We considered Redshift, Snowflake, ClickHouse, Pinot. We landed on ClickHouse for events and properties, with a custom subscription layer in Rust on top. p99 segment evaluation is 35ms across 100M contacts; p99 membership notification to downstream is 80ms.
Three incidents we won't forget
On day one of the rollout, a customer's segment grew from 12k to 4.2M in the space of an hour. We hadn't capped the membership-change topic, and the burst pinned the consumer that fans out to automations. Two automations got stuck for seven minutes. The customer didn't notice; we did.

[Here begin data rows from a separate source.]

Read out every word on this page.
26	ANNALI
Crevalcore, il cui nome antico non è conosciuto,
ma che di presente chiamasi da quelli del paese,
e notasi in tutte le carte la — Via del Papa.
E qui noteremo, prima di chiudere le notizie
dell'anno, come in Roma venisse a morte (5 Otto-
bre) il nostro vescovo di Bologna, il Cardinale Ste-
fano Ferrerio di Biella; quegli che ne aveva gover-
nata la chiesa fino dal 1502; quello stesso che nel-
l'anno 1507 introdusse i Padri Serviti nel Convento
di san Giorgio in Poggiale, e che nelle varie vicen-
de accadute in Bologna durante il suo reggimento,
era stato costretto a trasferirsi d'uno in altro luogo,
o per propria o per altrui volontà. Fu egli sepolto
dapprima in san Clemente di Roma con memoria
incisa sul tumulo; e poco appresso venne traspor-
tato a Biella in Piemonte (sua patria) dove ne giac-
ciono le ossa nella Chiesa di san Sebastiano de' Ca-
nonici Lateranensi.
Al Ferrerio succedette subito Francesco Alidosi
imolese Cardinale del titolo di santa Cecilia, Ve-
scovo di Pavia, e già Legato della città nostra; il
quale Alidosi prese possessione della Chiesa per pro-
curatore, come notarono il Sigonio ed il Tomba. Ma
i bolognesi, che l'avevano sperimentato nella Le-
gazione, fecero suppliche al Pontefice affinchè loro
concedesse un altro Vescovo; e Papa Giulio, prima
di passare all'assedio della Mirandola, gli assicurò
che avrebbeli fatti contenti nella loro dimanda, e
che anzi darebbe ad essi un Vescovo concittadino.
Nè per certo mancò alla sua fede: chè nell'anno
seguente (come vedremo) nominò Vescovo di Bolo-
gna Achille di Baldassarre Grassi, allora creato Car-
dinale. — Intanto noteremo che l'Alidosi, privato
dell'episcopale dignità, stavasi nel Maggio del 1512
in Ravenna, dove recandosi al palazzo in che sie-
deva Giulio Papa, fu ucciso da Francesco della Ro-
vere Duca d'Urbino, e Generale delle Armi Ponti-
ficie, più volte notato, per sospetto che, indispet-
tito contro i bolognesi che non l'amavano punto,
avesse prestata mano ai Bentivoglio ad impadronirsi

On day three, a different customer started ingesting events with a trait shaped like `country: "DE,FR"`. Our property writer assumed it was scalar. The materialised view for that property exploded. We added a schema-on-write layer to the ingestion path the same day.
On day eleven, the subscription system thundering-herded the database when an automation re-deployed and triggered a cold-start scan of memberships. Fix: warm the segment cache on automation deploy.
We're proud of how few of these the customers saw — but every one of them taught us something we'd missed.
What we'd do differently
We over-invested in optimising single-segment latency at the expense of multi-segment scans. Most of our analytics queries hit dozens of segments at once. We're rebuilding the scan path as a result.
We under-invested in the audit trail. Customers want to know not just 'is this user in this segment now' but 'when did they join, when did they leave, what events caused it.' We're building this in 8.5.
If you're building a CDP, the meta-lesson is: it's never about the database. It's about the contract between the database and everything that consumes it. Get the contracts right early, and you can swap the storage layer once a year if you have to.